Pace closes set-top deal

Published date:
Thursday, April 24, 2008

Can the tech make its Philips acquisition pay?

by Russ Mould

It’s been four months coming, but Pace Micro Technology’s acquisition of Philips Electronics’ rival set-top box operation has finally closed, marking the latest step in the firm’s recovery since Neil Gaydon took over as chief executive in April 2006.

The purchase will create the world’s fourth largest set-top box maker, with unit shipments forecast to exceed 11 million this year. This trails France’s Thomson and American giants Motorola and Cisco, but increased share was not the prime driver for the deal according to chief financial officer Stuart Hall. ‘The objective is not to be the number-one set-top box maker in the world.
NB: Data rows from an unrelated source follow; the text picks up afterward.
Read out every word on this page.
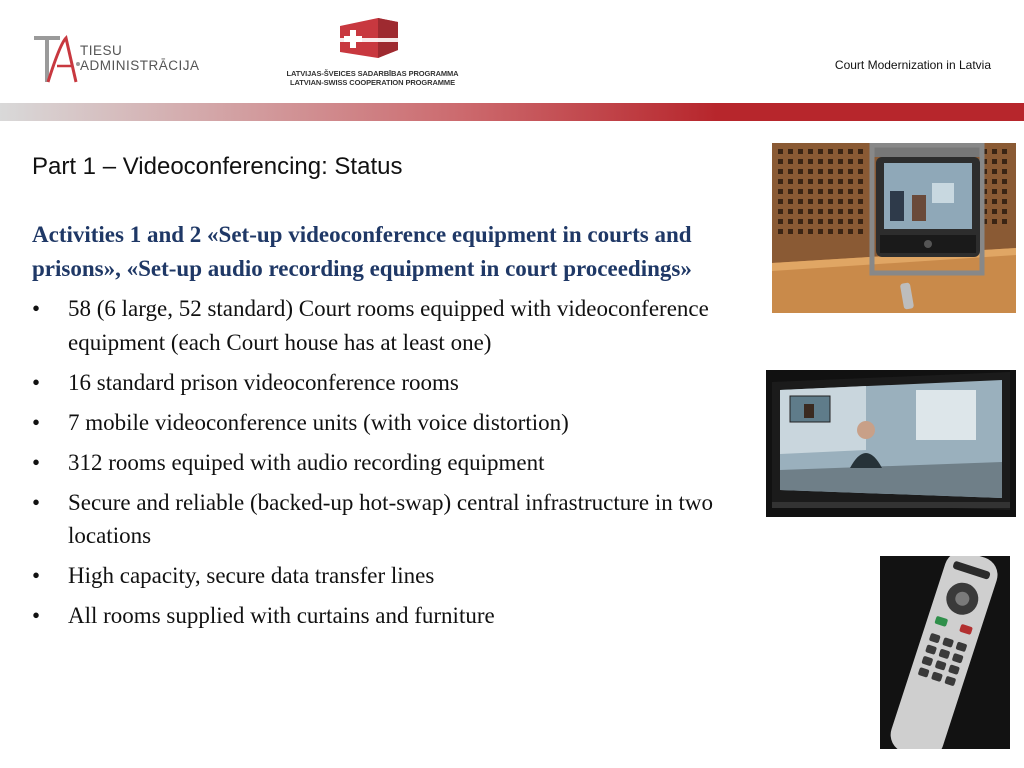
TIESU
ADMINISTRĀCIJA
LATVIJAS-ŠVEICES SADARBĪBAS PROGRAMMA
LATVIAN-SWISS COOPERATION PROGRAMME
Court Modernization in Latvia
Part 1 – Videoconferencing: Status
Activities 1 and 2 «Set-up videoconference equipment in courts and prisons», «Set-up audio recording equipment in court proceedings»
•	58 (6 large, 52 standard) Court rooms equipped with videoconference equipment (each Court house has at least one)
•	16 standard prison videoconference rooms
•	7 mobile videoconference units (with voice distortion)
•	312 rooms equiped with audio recording equipment
•	Secure and reliable (backed-up hot-swap) central infrastructure in two locations
•	High capacity, secure data transfer lines
•	All rooms supplied with curtains and furniture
We are concentrating on the quality end of the pay-TV market,’ he says. ‘It is the increased [operational] leverage that is significant’.

Buyer beware

One concern, however, is Philips’ record as a canny seller of assets over the past decade, established firstly under chief financial officer Jan Hommen and continued by his successor Pierre-Jean Sivignon. The Dutch giant’s 2006 spin-off of its semiconductor unit, NXP, was well-timed and management has proved consistently shrewd when disposing of equity holdings such as LG.Philips.LCD. It should also be noted Philips’ CEO Gerard Kleisterlee has targeted an EBITA margin of 10%-11% and a return on invested capital of 12%-13% by 2010.

Return to profit

Even after heavy restructuring, the Dutch firm’s set-top box operation lost money for the second year in a row in 2007 and Kleisterlee clearly had doubts whether it would have been capable of such returns as part of Philips. But Hall is quick to point out the considerable synergies his firm should be able to extract from the acquired operation. Pace’s strong market positions in the UK, Europe, Australia and the US cable television market will be complemented technologically and geographically by the Philips business.

‘Pace has been restructured with new customer accounts teams and new products. Our gross margin has been increased from 15.3% to 20% and we will apply this model to the Philips business,’ he says. ‘Philips has a gross margin of 14% and we can move that to our level with increased scale and better balance.’

The deal, which was classified as a reverse takeover, saw Pace pay 64.5 million shares upfront, with a deferred consideration worth a maximum of €5 million (£3.9 million) in cash over the next three years, depending upon the acquisition’s performance.

Philips will therefore have a 21.6% stake in the enlarged firm, and is obliged to retain at least a 17% holding for the next 12 months.